Indian Rape: Victim's Family Demand Hanging

Indian Rape: Victim's Family Demand Hanging

The family of the student who died after being gang-raped in India have called for her killers to be hanged as they spoke out for the first time.

Two days after the woman died from injuries sustained in the horrific attack almost two weeks ago, her brother vowed to seek justice.

"The fight has just begun. We want all the accused hanged and we will fight for that, till the end," he told The Indian Express newspaper.

Six men allegedly lured the 23-year-old on to a bus in Delhi on December 16 and then took it in turns to rape her and assault her with an iron bar.

The student was apparently able to give a statement to police from intensive care but her condition worsened and she died after being transferred to a hospital in Singapore.

Her body was taken back to Delhi and cremated on Sunday morning.

The six accused now face murder charges as an outcry rages in India over the need for harsher punishments for sex crimes and calls for rapists to be executed.

The government has now launched a round-the-clock helpline to help women in distress. A special cell in the Chief Minister's Office has been created to operate the free 181 number.

Away from the national anger, the father of the victim - whose identity has been withheld by police - said the family are battling to absorb her death.

"We are all in shock. Nobody can accept this news. My wife took it the hardest. It is too painful. I have not gone inside her room," he said.

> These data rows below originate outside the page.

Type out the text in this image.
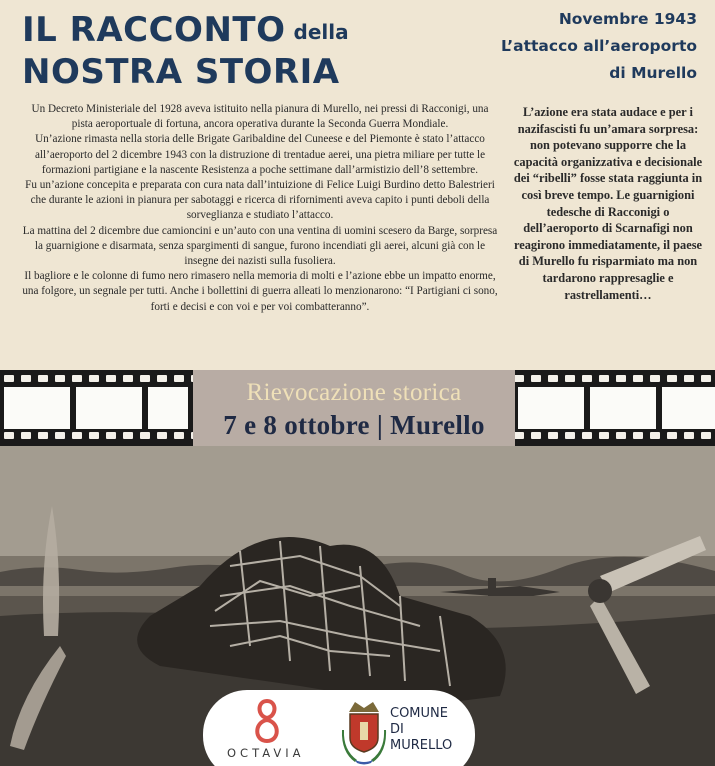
IL RACCONTO della
NOSTRA STORIA
Novembre 1943
L’attacco all’aeroporto
di Murello

Un Decreto Ministeriale del 1928 aveva istituito nella pianura di Murello, nei pressi di Racconigi, una pista aeroportuale di fortuna, ancora operativa durante la Seconda Guerra Mondiale.

Un’azione rimasta nella storia delle Brigate Garibaldine del Cuneese e del Piemonte è stato l’attacco all’aeroporto del 2 dicembre 1943 con la distruzione di trentadue aerei, una pietra miliare per tutte le formazioni partigiane e la nascente Resistenza a poche settimane dall’armistizio dell’8 settembre.

Fu un’azione concepita e preparata con cura nata dall’intuizione di Felice Luigi Burdino detto Balestrieri che durante le azioni in pianura per sabotaggi e ricerca di rifornimenti aveva capito i punti deboli della sorveglianza e studiato l’attacco.

La mattina del 2 dicembre due camioncini e un’auto con una ventina di uomini scesero da Barge, sorpresa la guarnigione e disarmata, senza spargimenti di sangue, furono incendiati gli aerei, alcuni già con le insegne dei nazisti sulla fusoliera.

Il bagliore e le colonne di fumo nero rimasero nella memoria di molti e l’azione ebbe un impatto enorme, una folgore, un segnale per tutti. Anche i bollettini di guerra alleati lo menzionarono: “I Partigiani ci sono, forti e decisi e con voi e per voi combatteranno”.

L’azione era stata audace e per i nazifascisti fu un’amara sorpresa: non potevano supporre che la capacità organizzativa e decisionale dei “ribelli” fosse stata raggiunta in così breve tempo. Le guarnigioni tedesche di Racconigi o dell’aeroporto di Scarnafigi non reagirono immediatamente, il paese di Murello fu risparmiato ma non tardarono rappresaglie e rastrellamenti…
Rievocazione storica
7 e 8 ottobre | Murello
OCTAVIA
COMUNE
DI
MURELLO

"She was born in this house. Her books, clothes they are all here. It is hard to believe I will never hear her voice again, she will never read books to me in English again."

Unlike most traditional Indian families who only send their sons to fee-paying colleges or universities, her parents had high hopes for her and took out loans to fund her studies.

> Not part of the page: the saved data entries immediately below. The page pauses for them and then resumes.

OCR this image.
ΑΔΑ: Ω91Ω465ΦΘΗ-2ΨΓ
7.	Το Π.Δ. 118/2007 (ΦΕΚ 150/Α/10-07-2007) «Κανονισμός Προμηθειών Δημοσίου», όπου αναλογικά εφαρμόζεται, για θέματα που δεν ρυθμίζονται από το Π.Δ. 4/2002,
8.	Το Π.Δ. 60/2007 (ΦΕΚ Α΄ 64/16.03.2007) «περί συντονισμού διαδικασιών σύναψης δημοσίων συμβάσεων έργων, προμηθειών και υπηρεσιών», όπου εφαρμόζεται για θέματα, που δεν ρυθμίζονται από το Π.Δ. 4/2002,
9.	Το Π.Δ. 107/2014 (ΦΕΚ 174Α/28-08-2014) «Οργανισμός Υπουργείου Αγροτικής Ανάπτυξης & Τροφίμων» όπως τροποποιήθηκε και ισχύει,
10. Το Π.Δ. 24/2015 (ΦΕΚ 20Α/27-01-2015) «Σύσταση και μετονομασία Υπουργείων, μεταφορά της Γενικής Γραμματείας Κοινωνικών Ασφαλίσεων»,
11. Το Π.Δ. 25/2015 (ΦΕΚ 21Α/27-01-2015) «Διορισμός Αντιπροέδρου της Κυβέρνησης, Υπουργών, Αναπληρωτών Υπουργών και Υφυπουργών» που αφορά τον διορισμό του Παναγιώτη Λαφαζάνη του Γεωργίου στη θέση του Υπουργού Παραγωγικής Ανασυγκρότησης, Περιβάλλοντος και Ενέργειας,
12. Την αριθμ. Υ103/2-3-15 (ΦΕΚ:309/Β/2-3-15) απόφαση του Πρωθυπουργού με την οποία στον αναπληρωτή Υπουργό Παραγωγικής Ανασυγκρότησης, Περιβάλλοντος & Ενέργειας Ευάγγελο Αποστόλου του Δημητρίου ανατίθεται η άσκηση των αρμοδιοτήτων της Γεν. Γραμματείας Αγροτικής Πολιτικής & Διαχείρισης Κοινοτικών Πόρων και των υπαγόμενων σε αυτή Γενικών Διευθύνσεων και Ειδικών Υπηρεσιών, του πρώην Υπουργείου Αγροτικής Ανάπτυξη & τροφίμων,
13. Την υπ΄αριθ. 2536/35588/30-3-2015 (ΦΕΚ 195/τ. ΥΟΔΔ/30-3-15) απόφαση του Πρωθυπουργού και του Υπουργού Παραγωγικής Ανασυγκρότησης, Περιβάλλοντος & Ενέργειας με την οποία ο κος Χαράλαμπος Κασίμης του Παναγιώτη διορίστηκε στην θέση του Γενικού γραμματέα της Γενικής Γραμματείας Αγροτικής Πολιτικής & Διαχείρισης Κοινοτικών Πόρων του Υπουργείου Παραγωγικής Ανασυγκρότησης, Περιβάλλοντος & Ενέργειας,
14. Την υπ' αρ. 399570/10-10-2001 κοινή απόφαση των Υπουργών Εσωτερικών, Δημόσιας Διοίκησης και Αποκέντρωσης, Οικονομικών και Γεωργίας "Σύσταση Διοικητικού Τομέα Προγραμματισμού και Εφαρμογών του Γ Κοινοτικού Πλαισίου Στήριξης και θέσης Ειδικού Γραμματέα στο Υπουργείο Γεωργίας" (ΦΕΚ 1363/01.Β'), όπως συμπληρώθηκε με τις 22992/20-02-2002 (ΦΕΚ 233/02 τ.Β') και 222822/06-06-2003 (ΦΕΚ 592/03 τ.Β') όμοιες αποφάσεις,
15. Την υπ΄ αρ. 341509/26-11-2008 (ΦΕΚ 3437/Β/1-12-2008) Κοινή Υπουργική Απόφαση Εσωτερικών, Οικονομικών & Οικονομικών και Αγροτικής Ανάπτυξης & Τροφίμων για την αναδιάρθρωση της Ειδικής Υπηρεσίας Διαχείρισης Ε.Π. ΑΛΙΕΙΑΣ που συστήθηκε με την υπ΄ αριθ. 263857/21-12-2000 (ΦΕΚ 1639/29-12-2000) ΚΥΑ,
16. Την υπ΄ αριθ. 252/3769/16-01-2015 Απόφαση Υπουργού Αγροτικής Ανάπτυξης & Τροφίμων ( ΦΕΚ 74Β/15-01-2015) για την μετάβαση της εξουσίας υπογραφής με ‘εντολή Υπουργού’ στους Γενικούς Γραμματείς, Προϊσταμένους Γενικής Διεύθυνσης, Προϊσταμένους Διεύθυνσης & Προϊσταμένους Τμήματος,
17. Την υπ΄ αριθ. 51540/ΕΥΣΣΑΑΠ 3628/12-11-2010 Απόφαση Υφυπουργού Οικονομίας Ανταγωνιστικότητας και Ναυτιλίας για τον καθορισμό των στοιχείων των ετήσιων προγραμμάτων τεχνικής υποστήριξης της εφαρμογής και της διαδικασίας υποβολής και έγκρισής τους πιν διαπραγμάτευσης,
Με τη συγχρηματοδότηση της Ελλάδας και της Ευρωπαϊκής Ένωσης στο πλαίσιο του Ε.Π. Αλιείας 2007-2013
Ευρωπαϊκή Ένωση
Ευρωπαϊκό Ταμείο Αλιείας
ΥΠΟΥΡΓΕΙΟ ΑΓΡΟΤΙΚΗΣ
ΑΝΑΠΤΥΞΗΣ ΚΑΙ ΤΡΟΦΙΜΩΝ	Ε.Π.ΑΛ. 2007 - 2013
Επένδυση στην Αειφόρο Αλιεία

She was born and brought up in a middle class Delhi neighbourhood after her family moved to the city more than 20 years ago from India's northern Uttar Pradesh state.

Four of the accused, who are all now in custody, live in the Ravi Das Camp - a slum about 11 miles (17km) from the woman's home in southwest Delhi.

Inside the slum, which is home to some 1,200 people eking out a living as rickshaw pullers and tea hawkers, many also want the death penalty to be used.

"The incident has really shocked all of us. I don't know how I will get my children admitted to a school. The incident has earned a bad name to this place," said resident Pooja Kumari.

Girija Shankar, a student, added: "Our heads hang in shame because of the brutal act of these men. They must reap what they have sown."

The other two alleged assailants come from outside Delhi, according to police.

One is married with children and was arrested in his native village in Bihar state and the other, a juvenile, is a runaway from a broken home in Uttar Pradesh.

Charges including murder are due to be made against the six suspects later this week once a post-mortem report and forensic report are received, according to officials.

In India, murder is punishable by death by hanging except in the case of offenders aged below 18 but executions are only occasionally carried out.

Mohammed Ajmal Kasab, the only surviving gunman of the 2008 Mumbai attacks, was hanged last month but it was the first execution for eight years.